ECLI:NL:OGEAA:2016:798
Gerecht in Eerste Aanleg van Aruba
- Kort geding
- Rechtspraak.nl
Vordering tot ontruiming van een woning in kort geding zonder spoedeisend belang
In deze zaak, die op 9 november 2016 door het Gerecht in Eerste Aanleg van Aruba is behandeld, heeft eiser, vertegenwoordigd door mr. E.E. Rosenstand, een kort geding aangespannen tegen gedaagde, vertegenwoordigd door mr. G.L. Griffith, met als doel de ontruiming van een woning. Eiser stelt dat hij de woning dringend nodig heeft voor eigen gebruik, omdat hij zijn Venezolaanse partner en hun minderjarige kind naar Aruba wil laten komen. Gedaagde heeft echter de woning niet ontruimd, ondanks eerdere toestemming van de Huurcommissie om de huurovereenkomst op te zeggen wegens huurachterstand en eigen gebruik.
De procedure begon met een verzoekschrift dat op 7 oktober 2016 werd ingediend, gevolgd door producties van beide partijen. Tijdens de mondelinge behandeling op 20 oktober 2016 werd duidelijk dat gedaagde de woning nog steeds in gebruik heeft. Eiser vorderde dat gedaagde de woning onmiddellijk zou ontruimen en stelde een dwangsom voor bij niet-nakoming. Gedaagde voerde verweer en stelde dat eiser geen spoedeisend belang had bij zijn vordering, aangezien hij dezelfde redenen aanvoerde als eerder bij de Huurcommissie.

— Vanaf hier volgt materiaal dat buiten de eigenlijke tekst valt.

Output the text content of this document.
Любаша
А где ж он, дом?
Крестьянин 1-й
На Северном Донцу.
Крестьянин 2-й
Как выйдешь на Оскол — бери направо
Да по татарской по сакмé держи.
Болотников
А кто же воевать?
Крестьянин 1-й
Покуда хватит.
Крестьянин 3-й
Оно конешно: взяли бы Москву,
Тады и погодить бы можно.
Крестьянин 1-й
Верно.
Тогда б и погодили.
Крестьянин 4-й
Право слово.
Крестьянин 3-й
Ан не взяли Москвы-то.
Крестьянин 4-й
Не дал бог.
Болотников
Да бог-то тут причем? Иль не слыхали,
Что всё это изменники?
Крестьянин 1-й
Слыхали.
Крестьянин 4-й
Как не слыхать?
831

De rechter oordeelde dat voor toewijzing van de vordering in kort geding vereist is dat er een grote waarschijnlijkheid is dat de bodemrechter de vordering zal toewijzen. De rechter concludeerde dat eiser niet aannemelijk had gemaakt dat hij niet kon wachten op de beslissing in de bodemprocedure. Daarom werd de vordering van eiser afgewezen wegens het ontbreken van spoedeisend belang. Eiser werd bovendien veroordeeld in de kosten van de procedure.